By that timeline, Norrington would have turned down Blade II, leaving del Toro to come in and replace him, with del Toro leaving Freddy vs. Jason in the process, leaving Norrington to replace him on that. Which, if true, is an amazing perfect circle of development hell. Unfortunately, other than the quotes from Englund, neither director’s involvement has ever seemed to be substantiated, so it’s possible that neither one of them was ever as seriously involved with the project as rumors have led fans to believe.
Norrington’s last film as director was 2003’s The League of Extraordinary Gentlemen. As a big fan of that first Blade, though, I would love to see him finally direct something else that actually gets made. While Blade would certainly have been a no-brainer to bring Morbius to the big screen, it’s crazy to actually see the character debut in his own solo film two decades later. It’s a natural instinct to think it’s insane that comic book culture has ballooned to such a massive size that characters like Morbius can get their own movie, but the truth is, thanks to being tied to Spider-Man and featuring prominently in the ‘90s animated series, Morbius was probably a more well known character than Blade at the time that movie came out. Although Blade made a few appearances on that cartoon as well, they were smaller guest appearances, like many other Marvel heroes.

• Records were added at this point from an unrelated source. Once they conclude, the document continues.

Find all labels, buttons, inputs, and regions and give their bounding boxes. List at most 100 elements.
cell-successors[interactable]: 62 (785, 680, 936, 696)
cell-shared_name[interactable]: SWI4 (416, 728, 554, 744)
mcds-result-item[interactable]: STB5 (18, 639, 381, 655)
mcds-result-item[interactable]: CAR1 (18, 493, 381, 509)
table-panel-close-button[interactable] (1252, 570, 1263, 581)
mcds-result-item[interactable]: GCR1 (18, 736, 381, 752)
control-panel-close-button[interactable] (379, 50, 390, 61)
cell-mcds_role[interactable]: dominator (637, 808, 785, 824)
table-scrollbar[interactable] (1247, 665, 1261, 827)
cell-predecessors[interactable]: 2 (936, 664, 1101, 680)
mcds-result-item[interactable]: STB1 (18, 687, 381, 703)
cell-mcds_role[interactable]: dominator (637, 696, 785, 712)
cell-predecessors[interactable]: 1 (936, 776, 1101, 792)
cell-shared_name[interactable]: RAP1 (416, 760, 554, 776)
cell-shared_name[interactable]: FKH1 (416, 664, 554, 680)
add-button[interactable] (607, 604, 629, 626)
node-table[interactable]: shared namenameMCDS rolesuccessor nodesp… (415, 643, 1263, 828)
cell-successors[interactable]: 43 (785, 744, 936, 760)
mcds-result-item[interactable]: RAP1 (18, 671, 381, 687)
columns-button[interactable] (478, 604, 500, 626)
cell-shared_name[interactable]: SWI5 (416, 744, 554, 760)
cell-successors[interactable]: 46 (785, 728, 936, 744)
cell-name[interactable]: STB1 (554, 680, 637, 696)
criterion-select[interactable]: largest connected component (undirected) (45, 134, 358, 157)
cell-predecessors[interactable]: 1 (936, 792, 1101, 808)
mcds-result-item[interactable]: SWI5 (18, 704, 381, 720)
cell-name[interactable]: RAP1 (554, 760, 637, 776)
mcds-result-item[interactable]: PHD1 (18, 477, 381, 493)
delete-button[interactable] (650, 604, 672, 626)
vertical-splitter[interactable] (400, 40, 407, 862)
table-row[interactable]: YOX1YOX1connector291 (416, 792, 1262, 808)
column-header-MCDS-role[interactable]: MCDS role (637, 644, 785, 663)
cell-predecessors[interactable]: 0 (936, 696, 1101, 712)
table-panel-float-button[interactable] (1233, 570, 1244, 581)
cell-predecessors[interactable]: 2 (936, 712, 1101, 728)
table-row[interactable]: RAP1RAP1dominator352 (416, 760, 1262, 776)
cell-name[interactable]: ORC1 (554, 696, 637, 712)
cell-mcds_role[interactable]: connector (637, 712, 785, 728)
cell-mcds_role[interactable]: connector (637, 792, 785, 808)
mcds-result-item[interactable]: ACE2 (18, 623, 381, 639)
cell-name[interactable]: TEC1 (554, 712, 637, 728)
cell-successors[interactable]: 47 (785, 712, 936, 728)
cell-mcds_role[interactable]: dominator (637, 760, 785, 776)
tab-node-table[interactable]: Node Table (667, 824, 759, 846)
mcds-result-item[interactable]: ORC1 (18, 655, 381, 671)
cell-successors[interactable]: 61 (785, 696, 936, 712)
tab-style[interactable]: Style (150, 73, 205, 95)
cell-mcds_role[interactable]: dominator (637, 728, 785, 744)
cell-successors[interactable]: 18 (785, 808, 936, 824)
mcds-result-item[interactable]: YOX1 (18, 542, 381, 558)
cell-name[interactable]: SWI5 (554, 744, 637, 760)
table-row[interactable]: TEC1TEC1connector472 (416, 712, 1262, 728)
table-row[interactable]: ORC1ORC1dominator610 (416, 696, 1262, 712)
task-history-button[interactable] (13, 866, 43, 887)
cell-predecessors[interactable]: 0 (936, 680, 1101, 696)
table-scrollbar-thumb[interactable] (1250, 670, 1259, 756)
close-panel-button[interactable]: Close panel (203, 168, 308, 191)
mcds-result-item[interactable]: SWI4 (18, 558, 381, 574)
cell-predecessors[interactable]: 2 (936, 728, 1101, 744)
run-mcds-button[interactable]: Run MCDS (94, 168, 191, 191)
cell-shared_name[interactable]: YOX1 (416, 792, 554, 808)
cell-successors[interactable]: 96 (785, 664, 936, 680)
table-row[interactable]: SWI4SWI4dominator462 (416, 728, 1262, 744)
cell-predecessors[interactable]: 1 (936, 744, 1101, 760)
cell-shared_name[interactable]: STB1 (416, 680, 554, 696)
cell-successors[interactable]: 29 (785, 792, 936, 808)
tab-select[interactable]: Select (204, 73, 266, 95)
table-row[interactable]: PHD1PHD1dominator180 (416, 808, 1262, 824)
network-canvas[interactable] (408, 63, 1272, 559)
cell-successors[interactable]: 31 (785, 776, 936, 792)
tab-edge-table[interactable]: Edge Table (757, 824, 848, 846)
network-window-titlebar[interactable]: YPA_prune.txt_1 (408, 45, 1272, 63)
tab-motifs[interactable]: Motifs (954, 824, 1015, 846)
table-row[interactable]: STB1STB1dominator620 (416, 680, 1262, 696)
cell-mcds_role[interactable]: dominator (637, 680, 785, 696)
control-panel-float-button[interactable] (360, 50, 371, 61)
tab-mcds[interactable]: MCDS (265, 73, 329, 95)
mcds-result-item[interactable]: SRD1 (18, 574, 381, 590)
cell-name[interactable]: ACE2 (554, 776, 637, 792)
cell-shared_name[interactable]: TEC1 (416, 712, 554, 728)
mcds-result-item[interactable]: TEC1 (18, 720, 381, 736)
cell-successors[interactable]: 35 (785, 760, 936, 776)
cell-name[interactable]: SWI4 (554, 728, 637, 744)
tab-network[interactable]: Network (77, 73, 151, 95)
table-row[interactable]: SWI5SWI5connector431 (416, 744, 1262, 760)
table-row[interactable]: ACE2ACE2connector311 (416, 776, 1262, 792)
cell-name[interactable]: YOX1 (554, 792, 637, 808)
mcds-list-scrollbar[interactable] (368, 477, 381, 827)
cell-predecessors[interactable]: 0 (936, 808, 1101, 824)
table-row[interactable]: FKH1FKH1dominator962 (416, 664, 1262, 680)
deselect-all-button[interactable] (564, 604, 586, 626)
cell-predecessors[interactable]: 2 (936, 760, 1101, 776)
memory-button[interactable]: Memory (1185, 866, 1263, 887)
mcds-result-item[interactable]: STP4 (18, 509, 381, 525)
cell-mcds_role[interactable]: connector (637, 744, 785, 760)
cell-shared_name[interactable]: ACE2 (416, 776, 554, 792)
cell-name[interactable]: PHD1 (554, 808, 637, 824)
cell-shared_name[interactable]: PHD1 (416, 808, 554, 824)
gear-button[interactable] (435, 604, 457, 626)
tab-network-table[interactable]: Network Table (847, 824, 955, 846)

Between then and now there was another outlet that was rumored to see Morbius make his live-action debut: the short-lived Blade: The Series. That show, which ran for only thirteen episodes on Spike, was cancelled after an extreme cliffhanger. David Goyer and everyone involved seemed to think a second season was almost guaranteed and there were concrete plans for what the second season would have entailed. While rumors of Morbius’ inclusion circulated for a long time, they were never confirmed and there’s almost no way they could be true, as by that time the Spider-Man franchise was in full swing and the character was firmly tied up at Sony. However: Blade: The Series was set to mark the live-action debut of yet another Marvel character long before they finally hit the screen, as the supernatural vigilante Moon Knight was set to appear in the second season, had it been made. Moon Knight now has a series headed to Disney+.
For a character (and film) that almost never gets mentioned alongside other foundational Marvel heroes, Blade did a ton to make this hero-heavy climate possible, in some unconventional, crucial, and unfortunately largely forgotten ways.